Kemampuan penulis dalam mempermainkan kata sangat dibutuhkan dalam tulisan yang
memiliki tujuan estetis.
c. tujuan penerangan
Surat
kabar maupun majalah merupakan salah satu media yang berisi tulisan dengan
tujuan penerangan. Tujuan utama penulis membuat tulisan adalah untuk memberi
informasi kepada pembaca.
d. tujuan pernyataan diri
Anda
mungkin pernah membuat surat pernyataan untuk tidak melakukan pelanggaran lagi,
atau mungkin menulis surat perjanjian. Apabila itu benar, berarti Anda menulis
dengan tujuan untuk menegaskan tentang apa yang telah diperbuat. Bentuk tulisan
ini misalnya surat perjanjian maupun surat pernyataan.
e. tujuan kreatif
Menulis
sebenarnya selalu berhubungan dengan proses kreatif, terutama dalam menulis
karya sastra, baik itu berbentuk puisi maupun prosa. Anda harus menggunakan
daya imajinasi secara maksimal ketika mengembangkan tulisan, mulai dalam
mengembangkan penokohan, melukiskan setting, maupun yang lain.
f. tujuan Konsumtif
Ada
kalanya sebuah tulisan diselesaikan untuk dijual dan dikonsumsi oleh para
pembaca. Penulis lebih mementingkan kepuasan pada diri pembaca. Penulis lebih
berorientasi pada bisnis. Salah satu bentuk tulisan ini adalah novel-novel
populer karya Fredy atau Mira W., atau yang lainnya.

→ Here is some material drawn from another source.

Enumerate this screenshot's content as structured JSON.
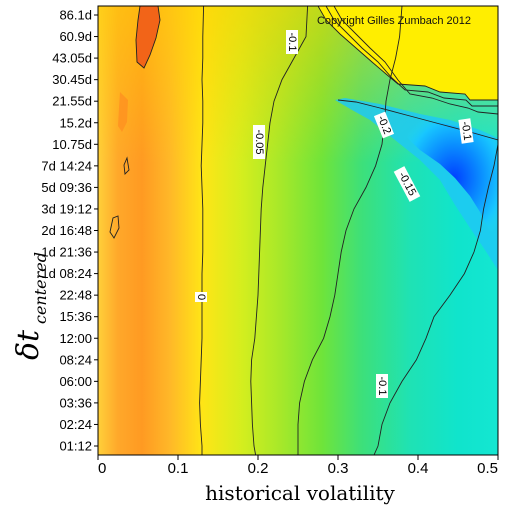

Bagaimana Tulisan yang Baik?
Pada
prinsipnya, setiap penulis mengharapkan agar pembaca memberikan respons yang
baik terhadap karyanya. Oleh sebab itu, mau tidak mau, penulis harus berusaha
agar mampu menyajikan tulisannya dengan menarik dan mudah dipahami dengan
harapan buku yang ditulis laku keras di pasaran atau bestseller. Untuk
menjadikan buku yang kita tulis menjadi buku yang bestseller tentunya tidaklah
mudah. Ada beberapa syarat yang harus dipenuhi.
Adapun ciri-ciri tulisan yang baik adalah sebagai berikut.
a. Tulisan merupakan hasil rakitan dari berbagai bahan atau pengetahuan yang
dimiliki oleh penulis. Tulisan bukan hanya sekadar
tempelan-tempelan bahan yang diperoleh penulis dari
berbagai literatur atau bahan bacaan. Apabila ini terjadi, penulis bukan
sebagai perakit, tetapi hanyalah sebagai pemulung. Buku
yang hanya terkesan sebagai tempelan bahan bukan
merupakan tulisan yang baik. Tulisan tidak lancar dan seakan-akan terpotong-potong
mengakibatkan ketidakutuhan sebuah tulisan.
b. Mencerminkan kemampuan penulis untuk menulis dengan jelas dan tidak
samar-samar, memanfaatkan struktur kalimat dengan
tepat, dan memberi contoh-contoh yang diperlukan
sehingga maknanya sesuai dengan yang diinginkan oleh penulis. Dengan
demikian, pembaca tidak perlu bersusah-susah memahami
makna yang tersurat dan tersirat dalam sebuah tulisan.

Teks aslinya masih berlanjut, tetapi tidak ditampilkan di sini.